La flotte vieillit. De nombreux MiG-21 Bison doivent être retirés d’ici 2025, tandis que le remplacement des Jaguar et MiG-27 reste partiellement ouvert. Les programmes locaux comme le Tejas Mk2 ou l’Advanced Medium Combat Aircraft (AMCA) ne seront pas opérationnels avant plusieurs années. Dans cette phase transitoire, l’Inde doit impérativement renforcer ses escadrons avec des appareils disponibles à court terme, tout en préservant sa souveraineté industrielle.
C’est dans ce cadre que l’offre russe semble plus adaptée, avec des livraisons rapides et un cadre de production national. La compatibilité logistique avec les avions déjà en service joue également en faveur de cette option.
Un choix stratégique au-delà de la technologie
Le F-35 est sans doute l’un des avions de chasse les plus avancés au monde en matière de furtivité, de fusion de capteurs et de capacité interarmées. Mais son acquisition impose des contraintes opérationnelles et diplomatiques que l’Inde ne souhaite pas assumer.
Tout d’abord, le F-35 est fortement intégré dans les réseaux OTAN, ce qui limiterait l’indépendance stratégique de l’Inde. Ensuite, les conditions d’utilisation du F-35 sont très restrictives, notamment en matière de maintenance, d’accès aux codes sources, et d’utilisation autonome des capacités furtives. Enfin, les coûts opérationnels sont parmi les plus élevés de sa catégorie, avec un coût à l’heure de vol supérieur à 30 000 dollars.
L’Inde, qui développe sa propre base technologique, n’a pas intérêt à dépendre d’un système fermé. Le refus de l’offre américaine n’est donc pas une fin de non-recevoir générale, mais une affirmation de priorités claires : produire, transférer et intégrer.

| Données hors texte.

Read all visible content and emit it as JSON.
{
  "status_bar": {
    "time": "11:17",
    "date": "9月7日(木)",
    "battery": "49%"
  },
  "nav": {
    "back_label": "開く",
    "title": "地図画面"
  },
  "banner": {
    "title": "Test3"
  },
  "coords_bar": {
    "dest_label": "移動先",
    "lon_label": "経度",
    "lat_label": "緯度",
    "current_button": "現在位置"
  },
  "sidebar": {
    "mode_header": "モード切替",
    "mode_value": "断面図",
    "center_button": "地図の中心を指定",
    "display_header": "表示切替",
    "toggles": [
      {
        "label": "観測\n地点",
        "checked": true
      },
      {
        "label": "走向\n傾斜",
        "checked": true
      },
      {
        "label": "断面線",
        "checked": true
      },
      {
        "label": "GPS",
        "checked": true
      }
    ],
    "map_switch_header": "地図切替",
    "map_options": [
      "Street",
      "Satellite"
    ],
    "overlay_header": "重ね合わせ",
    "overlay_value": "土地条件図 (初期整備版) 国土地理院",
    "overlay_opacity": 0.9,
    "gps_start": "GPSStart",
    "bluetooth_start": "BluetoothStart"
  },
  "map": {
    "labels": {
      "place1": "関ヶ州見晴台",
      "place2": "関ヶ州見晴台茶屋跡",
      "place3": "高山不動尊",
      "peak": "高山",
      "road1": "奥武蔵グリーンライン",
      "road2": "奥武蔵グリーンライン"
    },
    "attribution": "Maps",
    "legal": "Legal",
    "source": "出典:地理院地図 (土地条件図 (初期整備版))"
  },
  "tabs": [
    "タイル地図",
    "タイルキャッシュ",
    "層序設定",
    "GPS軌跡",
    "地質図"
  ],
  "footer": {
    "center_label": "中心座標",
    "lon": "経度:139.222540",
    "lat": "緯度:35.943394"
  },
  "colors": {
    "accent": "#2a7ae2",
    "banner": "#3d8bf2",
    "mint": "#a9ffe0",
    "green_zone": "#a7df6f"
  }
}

Une redéfinition des partenariats de défense
Ce dossier illustre un glissement des partenariats de défense indiens vers une logique d’échange technologique bilatéral, et non d’achat unilatéral. Il reflète aussi le recul relatif de l’influence américaine dans certains segments clés du marché de défense indien, malgré des succès ponctuels.
La Russie, malgré ses propres limites industrielles, offre à l’Inde ce que les États-Unis refusent : un accès à la fabrication, à la co‑conception et à l’autonomie. En retour, l’Inde sécurise des capacités stratégiques tout en renforçant son industrie.
Le prochain test viendra des appels d’offres à venir, notamment le programme MRFA (Multi Role Fighter Aircraft) pour 114 avions de chasse, dans lequel les concurrents américains et européens devront revoir leur approche s’ils veulent rester compétitifs.